The paper reviews recent studies on memorization in Large Language Models, exploring factors that influence memorization, detection methodologies, and mitigation strategies, while addressing privacy and ethical implications.
Large Language Models (LLMs) have demonstrated remarkable capabilities across
a wide range of tasks, yet they also exhibit memorization of their training
data. This phenomenon raises critical questions about model behavior, privacy
risks, and the boundary between learning and memorization. Addressing these
concerns, this paper synthesizes recent studies and investigates the landscape
of memorization, the factors influencing it, and methods for its detection and
mitigation. We explore key drivers, including training data duplication,
training dynamics, and fine-tuning procedures that influence data memorization.

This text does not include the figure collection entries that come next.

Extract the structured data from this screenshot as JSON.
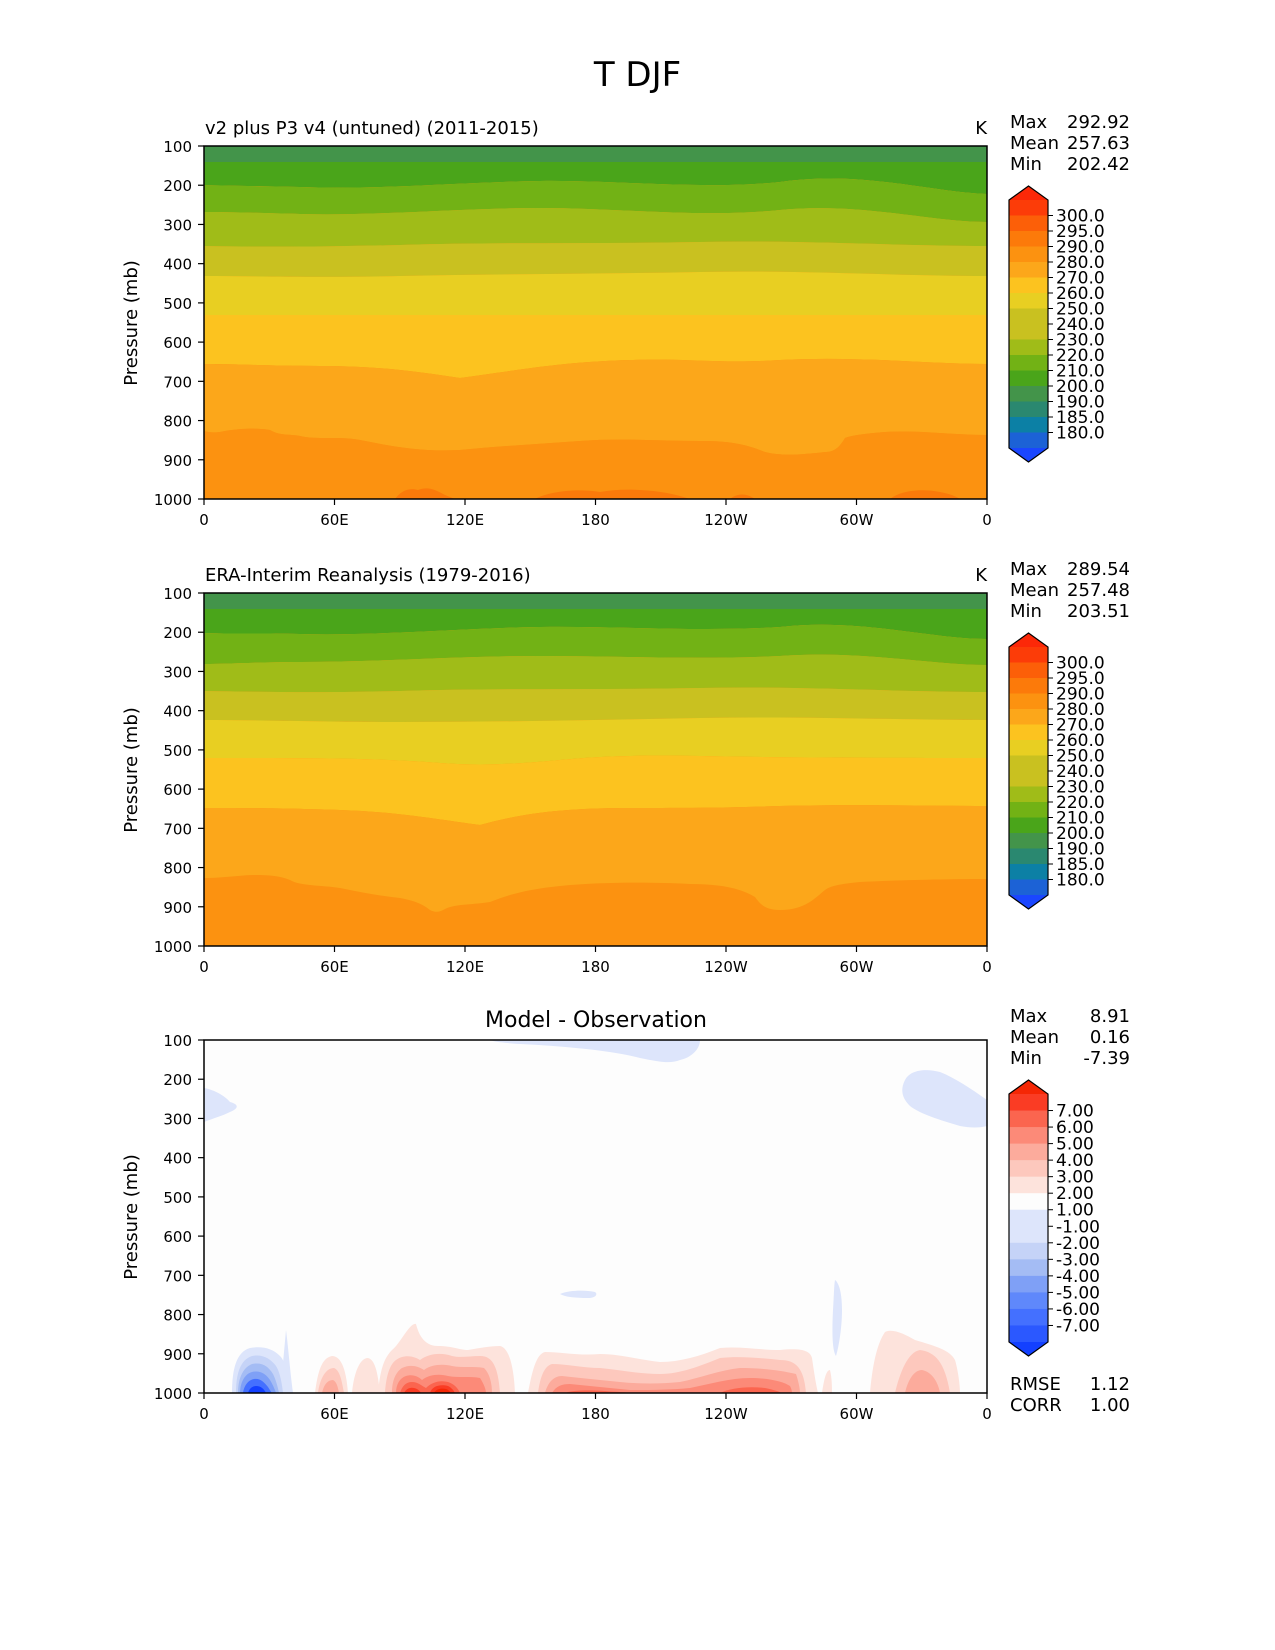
{
  "figure_title": "T DJF",
  "colors": {
    "abs_levels": [
      "#1a46ff",
      "#1c62d6",
      "#0c80a5",
      "#2a8870",
      "#43944a",
      "#4aa51a",
      "#72b215",
      "#a0bc18",
      "#c9c120",
      "#e8cf22",
      "#fcc31f",
      "#fca71a",
      "#fc9210",
      "#fc7a0a",
      "#fc5f08",
      "#fc3c08",
      "#fc2808"
    ],
    "diff_levels": [
      "#1340ff",
      "#2b58ff",
      "#4470ff",
      "#5f88fb",
      "#7fa0f6",
      "#a4bcf4",
      "#c5d3f7",
      "#dde5fb",
      "#fdfdfd",
      "#fde3dc",
      "#fdc8bd",
      "#fcab9c",
      "#fc8a78",
      "#fb654f",
      "#fa3c24",
      "#f52705"
    ],
    "frame": "#000000"
  },
  "chart_data": [
    {
      "type": "heatmap",
      "name": "model",
      "title": "v2 plus P3 v4 (untuned) (2011-2015)",
      "units": "K",
      "ylabel": "Pressure (mb)",
      "ylim": [
        1000,
        100
      ],
      "yticks": [
        "100",
        "200",
        "300",
        "400",
        "500",
        "600",
        "700",
        "800",
        "900",
        "1000"
      ],
      "xticks": [
        "0",
        "60E",
        "120E",
        "180",
        "120W",
        "60W",
        "0"
      ],
      "stats": [
        {
          "label": "Max",
          "value": "292.92"
        },
        {
          "label": "Mean",
          "value": "257.63"
        },
        {
          "label": "Min",
          "value": "202.42"
        }
      ],
      "colorbar_labels": [
        "300.0",
        "295.0",
        "290.0",
        "280.0",
        "270.0",
        "260.0",
        "250.0",
        "240.0",
        "230.0",
        "220.0",
        "210.0",
        "200.0",
        "190.0",
        "185.0",
        "180.0"
      ],
      "contour_bands_pressure": [
        {
          "fill_index": 5,
          "top": 100,
          "bottom": 140
        },
        {
          "fill_index": 6,
          "top": 140,
          "bottom": 215
        },
        {
          "fill_index": 7,
          "top": 215,
          "bottom": 280
        },
        {
          "fill_index": 8,
          "top": 280,
          "bottom": 360
        },
        {
          "fill_index": 9,
          "top": 360,
          "bottom": 430
        },
        {
          "fill_index": 10,
          "top": 430,
          "bottom": 535
        },
        {
          "fill_index": 11,
          "top": 535,
          "bottom": 680
        },
        {
          "fill_index": 12,
          "top": 680,
          "bottom": 850
        },
        {
          "fill_index": 13,
          "top": 850,
          "bottom": 1000
        }
      ]
    },
    {
      "type": "heatmap",
      "name": "obs",
      "title": "ERA-Interim Reanalysis (1979-2016)",
      "units": "K",
      "ylabel": "Pressure (mb)",
      "ylim": [
        1000,
        100
      ],
      "yticks": [
        "100",
        "200",
        "300",
        "400",
        "500",
        "600",
        "700",
        "800",
        "900",
        "1000"
      ],
      "xticks": [
        "0",
        "60E",
        "120E",
        "180",
        "120W",
        "60W",
        "0"
      ],
      "stats": [
        {
          "label": "Max",
          "value": "289.54"
        },
        {
          "label": "Mean",
          "value": "257.48"
        },
        {
          "label": "Min",
          "value": "203.51"
        }
      ],
      "colorbar_labels": [
        "300.0",
        "295.0",
        "290.0",
        "280.0",
        "270.0",
        "260.0",
        "250.0",
        "240.0",
        "230.0",
        "220.0",
        "210.0",
        "200.0",
        "190.0",
        "185.0",
        "180.0"
      ],
      "contour_bands_pressure": [
        {
          "fill_index": 5,
          "top": 100,
          "bottom": 140
        },
        {
          "fill_index": 6,
          "top": 140,
          "bottom": 215
        },
        {
          "fill_index": 7,
          "top": 215,
          "bottom": 280
        },
        {
          "fill_index": 8,
          "top": 280,
          "bottom": 355
        },
        {
          "fill_index": 9,
          "top": 355,
          "bottom": 430
        },
        {
          "fill_index": 10,
          "top": 430,
          "bottom": 530
        },
        {
          "fill_index": 11,
          "top": 530,
          "bottom": 665
        },
        {
          "fill_index": 12,
          "top": 665,
          "bottom": 850
        },
        {
          "fill_index": 13,
          "top": 850,
          "bottom": 1000
        }
      ]
    },
    {
      "type": "heatmap",
      "name": "diff",
      "title": "Model - Observation",
      "units": "",
      "ylabel": "Pressure (mb)",
      "ylim": [
        1000,
        100
      ],
      "yticks": [
        "100",
        "200",
        "300",
        "400",
        "500",
        "600",
        "700",
        "800",
        "900",
        "1000"
      ],
      "xticks": [
        "0",
        "60E",
        "120E",
        "180",
        "120W",
        "60W",
        "0"
      ],
      "stats": [
        {
          "label": "Max",
          "value": "8.91"
        },
        {
          "label": "Mean",
          "value": "0.16"
        },
        {
          "label": "Min",
          "value": "-7.39"
        }
      ],
      "colorbar_labels": [
        "7.00",
        "6.00",
        "5.00",
        "4.00",
        "3.00",
        "2.00",
        "1.00",
        "-1.00",
        "-2.00",
        "-3.00",
        "-4.00",
        "-5.00",
        "-6.00",
        "-7.00"
      ],
      "metrics": [
        {
          "label": "RMSE",
          "value": "1.12"
        },
        {
          "label": "CORR",
          "value": "1.00"
        }
      ]
    }
  ]
}
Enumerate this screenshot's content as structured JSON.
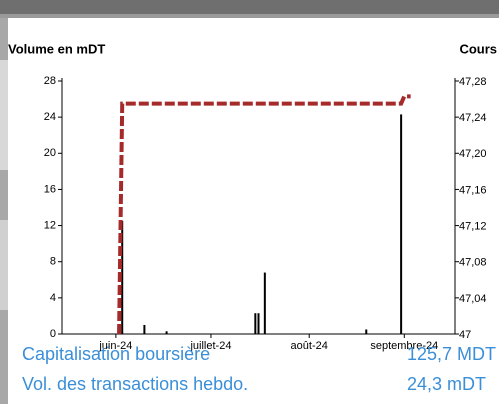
{
  "chart_data": {
    "type": "bar",
    "y_label": "Volume en mDT",
    "y2_label": "Cours",
    "xlim": [
      0,
      124
    ],
    "xticks": [
      {
        "value": 17,
        "label": "juin-24"
      },
      {
        "value": 47,
        "label": "juillet-24"
      },
      {
        "value": 78,
        "label": "août-24"
      },
      {
        "value": 108,
        "label": "septembre-24"
      }
    ],
    "ylim": [
      0,
      28
    ],
    "yticks": [
      0,
      4,
      8,
      12,
      16,
      20,
      24,
      28
    ],
    "y2lim": [
      47,
      47.28
    ],
    "y2ticks": [
      47,
      {
        "value": 47.04,
        "label": "47,04"
      },
      {
        "value": 47.08,
        "label": "47,08"
      },
      {
        "value": 47.12,
        "label": "47,12"
      },
      {
        "value": 47.16,
        "label": "47,16"
      },
      {
        "value": 47.2,
        "label": "47,20"
      },
      {
        "value": 47.24,
        "label": "47,24"
      },
      {
        "value": 47.28,
        "label": "47,28"
      }
    ],
    "series": [
      {
        "type": "bar",
        "color": "#000000",
        "x": [
          19,
          26,
          33,
          61,
          62,
          64,
          96,
          107
        ],
        "values": [
          12.5,
          1,
          0.3,
          2.3,
          2.3,
          6.8,
          0.5,
          24.3
        ]
      },
      {
        "type": "line",
        "axis": "y2",
        "color": "#a52a2a",
        "dashed": true,
        "x": [
          18,
          19,
          107,
          108,
          110
        ],
        "values": [
          47,
          47.255,
          47.255,
          47.263,
          47.263
        ]
      }
    ]
  },
  "summary": {
    "rows": [
      [
        "Capitalisation boursière",
        "125,7 MDT"
      ],
      [
        "Vol. des transactions hebdo.",
        "24,3 mDT"
      ]
    ]
  }
}
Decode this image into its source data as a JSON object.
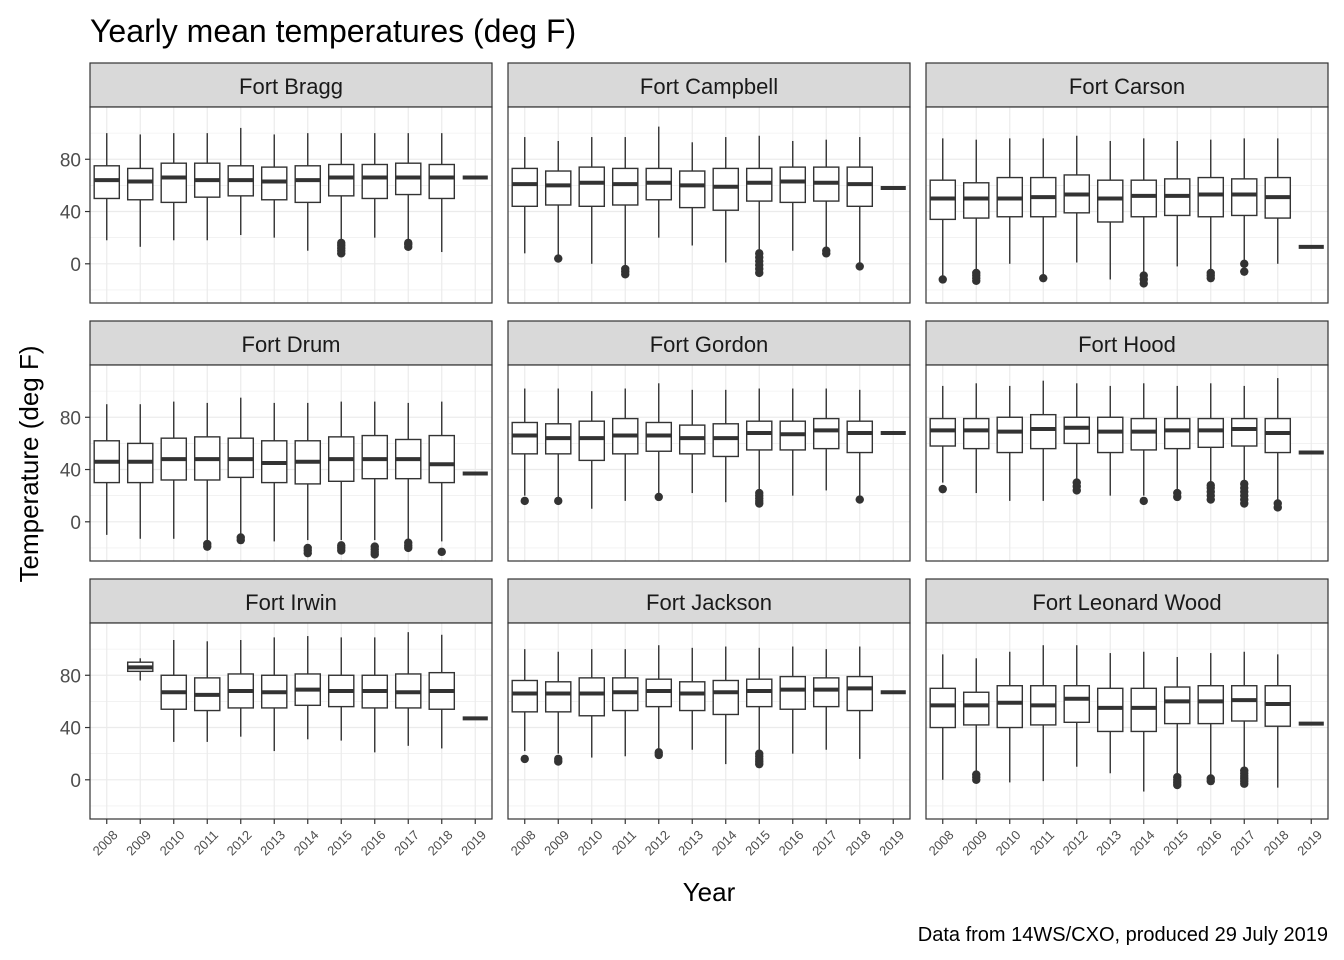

In addition, we examine methodologies such as prefix-based extraction,
membership inference, and adversarial prompting, assessing their effectiveness
in detecting and measuring memorized content. Beyond technical analysis, we
also explore the broader implications of memorization, including the legal and
ethical implications. Finally, we discuss mitigation strategies, including data
cleaning, differential privacy, and post-training unlearning, while
highlighting open challenges in balancing the minimization of harmful
memorization with utility. This paper provides a comprehensive overview of the
current state of research on LLM memorization across technical, privacy, and
performance dimensions, identifying critical directions for future work.